Nuke
Nation: Putting Profits
Before
Safety
(Baltimore
Chronicle - March 11, 2004)
President Bush has
always been a good friend to the nuclear industry, but his recent
overtures should sound alarm bells.
The White
House has begun pushing to replace governmental safety standards at
federal nuclear facilities with requirements penned by
contractors. As one US lawmaker quipped, "It's like the fox
guarding the hen house."
What prompted the
Bush administration's move? Simple: Congress insisted the government
start fining contractors for violations.
The proposed
weakening of safety standards would affect over 100,000 nuclear plant
workers and represents an especially lousy time to lower their morale.
A
strike by 276 operations and maintenance workers was narrowly averted
this January at the Indian Point 3 plant, located 35 miles north of
midtown Manhattan. When the plant's owner proposed substituting
managers for striking workers, union spokesperson Steve Mangione
observed, "Anyone would want the people who work there every day
- not managers who take a crash course - to be the ones running the plant."
Worker error is a
key factor in nuclear plant problems. The Nuclear Regulatory
Commission (NRC) reported 728 worker-caused mishaps during a recent
two-year period, an average of over three mistakes per year at each plant.
Even worse,
government security contractors have apparently been lax in
monitoring worker effectiveness. The Y-12 nuclear weapons plant in
Tennessee, for example, made headlines last month when it reported
missing 200 keys to protected areas. Then news surfaced that security
personnel guarding the nation's nuclear stockpiles, including tons of
enriched uranium at Y-12, had been cheating on their antiterrorism drills.
An Energy
Department investigation discovered that contract
security guards at the Y-12 plant had been given access to computer
models of antiterrorism drill strikes in advance,
rendering the tests useless. A representative from the longtime
government contractor charged with securing the facility, Wackenhut,
claimed security at Y-12 was "better than it's ever been"

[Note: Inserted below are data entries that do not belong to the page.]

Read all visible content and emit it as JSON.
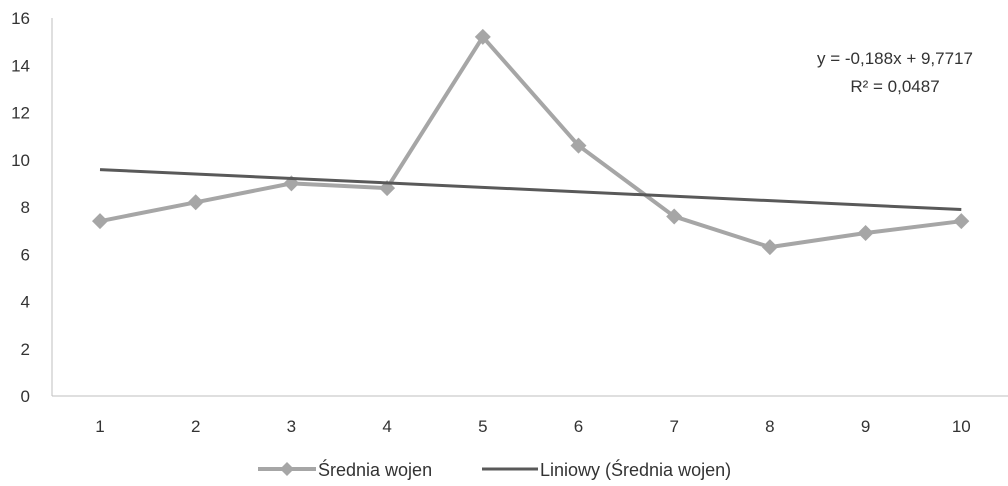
{
  "chart_data": {
    "type": "line",
    "categories": [
      "1",
      "2",
      "3",
      "4",
      "5",
      "6",
      "7",
      "8",
      "9",
      "10"
    ],
    "series": [
      {
        "name": "Średnia wojen",
        "values": [
          7.4,
          8.2,
          9.0,
          8.8,
          15.2,
          10.6,
          7.6,
          6.3,
          6.9,
          7.4
        ],
        "color": "#a6a6a6",
        "marker": "diamond"
      }
    ],
    "trendline": {
      "name": "Liniowy (Średnia wojen)",
      "slope": -0.188,
      "intercept": 9.7717,
      "color": "#595959",
      "equation": "y = -0,188x + 9,7717",
      "r_squared": "R² = 0,0487"
    },
    "ylim": [
      0,
      16
    ],
    "yticks": [
      0,
      2,
      4,
      6,
      8,
      10,
      12,
      14,
      16
    ],
    "ytick_labels": [
      "0",
      "2",
      "4",
      "6",
      "8",
      "10",
      "12",
      "14",
      "16"
    ],
    "grid": false,
    "legend_position": "bottom"
  }
}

but few are convinced. A January 2002 study found only 19% of
Wackenhut guards at NY's Indian Point facility reported feeling able
to "adequately defend the plant."
Almost twenty-five
years ago, the reactor core meltdown at Three Mile Island struck fear
into the nation, but consequences could have been much worse. A 1982
study by the Sandia National Laboratory predicted
an accident at the Limerick nuclear plant outside of Philadelphia
could result in 74,000 people killed within the first year and a
further 610,000 afflicted with radiation-related illnesses. Add to
that $200 billion in relocation and clean-up costs.
By all
appearances, however, stateside nuclear facilities are functioning
well. Pennsylvania's Susquehanna nuclear plant just announced an
electricity-generation record for 2003, which it attributes to
"maintaining the highest safety and reliability standards,"
and Maryland's Calvert Cliffs Nuclear Power Plant (CCNPP) is hard at
work assuring the public it's a friendly neighbor; the CCNPP web site
includes references to its "forest management and wildlife protection."
But the CCNPP
site also lists protective measures to be taken in case of an accident,
such as "put uncovered food into the refrigerator" and
"washing yourself and your clothes removes radioactive material
you may have picked up."
How effective
these steps would be in a meltdown is debatable - perhaps similar to
clasping seatbelts tight when an airplane is nosediving. One factor
is clear: CCNPP's location (just 60 miles from Baltimore and 50 miles
from DC) might make it an interesting target for terror. Other
reactors across the country could be similarly at risk.
If terrorists were
to attack a nuclear plant via an air strike, truck bomb or even
worse, grenade or nuclear device thrown into a Spent Fuel Pool,
Armageddon could become reality for the neighboring communities.
Regardless, the
Bush administration has been pumping money into the nuclear industry,
including a fresh $35 million infusion last year to build 50
new US reactors by 2020. Since each reactor costs over
$1.5 billion to produce, and the public assumes liability in case of
an accident or attack, the US taxpayer should be forewarned.
The White House is
also leaning on the Environmental Protection Agency (EPA) to weaken
regulations regarding nuclear waste transport and storage.
How ironic that
alternative energy sources receive relatively little in government
subsidies, especially in light of new satellite mapping techniques
showing that the Great
Plains region could generate three times as much energy in wind-power
as the US consumes.
What then explains
our government's obsession with nuclear power? Follow
the money. Nuclear plant PACs invested hundreds of
thousands of dollars in the Bush/Cheney presidential campaign, and
almost half a million dollars in the 23 members of the Senate Energy
and Natural Resources Committee in 2002 alone.
That's no excuse
for poor energy policy. The risks of nuclear plants must be
considered before dumping any more money into this losing game. And
as long as the nation's 100+ nuclear plants continue to operate, the
toughest of safety standards must be enforced.